Nathan Seidle started SparkFun Electronics in 2003 in a rented room on “The Hill” in Boulder. The then-undergrad at CU Boulder saw an opportunity making circuit boards and other gizmos and gadgets for electronics hobbyists like himself.

A decade later, the 150-employee company is bringing in $30 million in annual revenue. SparkFun has outgrown its Boulder facility and building a new 80,000-square-foot factory and warehouse near the IBM campus in Niwot.

The company makes and distributes more than 3,500 different products, ranging from sensors and switches to pumps and motors. “It’s a one-stop shop,” says Director of Production Matt Bolton, noting that about 500 products are made in Boulder.

Bolton says the company’s mission is to make products for people who want to make things. “People don’t necessarily want to be consumers. There’s an undercurrent of makers. There are people who say, ‘I want to make it myself.'”

“We try to make tools that are approachable by just about anyone, and you can take it and customize it to do what you want,” he adds. “That’s how we’ve shaped our product design — we don’t want to lock you in. We’re getting better at strategy, but we’re very reactive. If our customers, say something, we listen to them.”

Bolton explains how SparkFun’s growth has completely outdone Seidle’s initial expectations: “There’s just a lot more people like Nate out there than he realized.”

These people run the gamut from garage-based hobbyists to engineers at large companies who have used SparkFun products for prototyping to Felix Baumgartner, the daredevil who broke the skydiving world record in 2012 when he jumped off a balloon 24 miles above the ground — he used a SparkFun circuit board to log data during the jump.

And SparkFun practices what it preaches. The maker ethos is apparent in innovative circuit-board testing equipment that developed in house; Bolton says the price is about $200 versus $15,000 for off-the-shelf test equipment. “We found a way to build them ourselves,” he says.

Education is another big part of the SparkFun model, and the company even has a director of education as one of its team of eight directors who report directly to Seidle. The company has hundreds of tutorials on its website and makes student outreach a priority.

“We’re in the midst of our national tour,” says Bolton. “We’ve been going across the country teaching kids about electronics. We’re going to most every state, stopping at libraries and schools and hacker spaces and museums.”

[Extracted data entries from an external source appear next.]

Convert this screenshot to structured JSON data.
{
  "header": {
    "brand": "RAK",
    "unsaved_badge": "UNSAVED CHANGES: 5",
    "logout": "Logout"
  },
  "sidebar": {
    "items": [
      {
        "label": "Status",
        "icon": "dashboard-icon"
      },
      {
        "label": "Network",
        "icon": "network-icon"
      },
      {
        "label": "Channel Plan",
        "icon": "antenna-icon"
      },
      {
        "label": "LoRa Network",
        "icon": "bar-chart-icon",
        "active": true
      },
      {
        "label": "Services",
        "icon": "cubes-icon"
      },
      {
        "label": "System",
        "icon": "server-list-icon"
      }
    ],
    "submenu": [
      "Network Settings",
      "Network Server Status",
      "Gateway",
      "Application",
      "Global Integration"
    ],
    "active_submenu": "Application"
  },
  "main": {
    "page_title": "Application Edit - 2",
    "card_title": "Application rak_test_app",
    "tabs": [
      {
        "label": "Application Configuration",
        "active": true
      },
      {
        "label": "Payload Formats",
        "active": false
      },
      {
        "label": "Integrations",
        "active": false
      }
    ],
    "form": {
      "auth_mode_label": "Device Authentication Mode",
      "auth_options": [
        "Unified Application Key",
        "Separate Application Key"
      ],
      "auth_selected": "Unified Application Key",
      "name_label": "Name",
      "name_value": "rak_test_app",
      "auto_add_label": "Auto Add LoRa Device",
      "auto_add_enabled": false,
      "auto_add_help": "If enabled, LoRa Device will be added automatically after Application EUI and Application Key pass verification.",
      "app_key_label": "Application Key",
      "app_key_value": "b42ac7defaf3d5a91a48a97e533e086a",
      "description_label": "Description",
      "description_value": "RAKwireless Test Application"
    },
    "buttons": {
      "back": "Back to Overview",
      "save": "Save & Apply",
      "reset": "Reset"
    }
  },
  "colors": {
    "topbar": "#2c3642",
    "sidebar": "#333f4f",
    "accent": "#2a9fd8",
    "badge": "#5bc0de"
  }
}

Challenges: Bolton says finding “how to strategically prepare for seasonal demand” remains difficult, although seasonal fluctuations have been shrinking. “We get better and better at it every day.”

Opportunities: The potential of SparkFun’s educational market has not been fully realized. “We love to teach,” says Bolton. “I think students learn very well when they’re getting hands-on experience.”

Needs: Space. SparkFun’s 52,000-square-foot facility in Boulder is bursting at the seams. The building in Niwot should be open for business in May 2014, says Bolton. “When you move into a building that already exists, you just have to fit into it. This building is our clean slate.”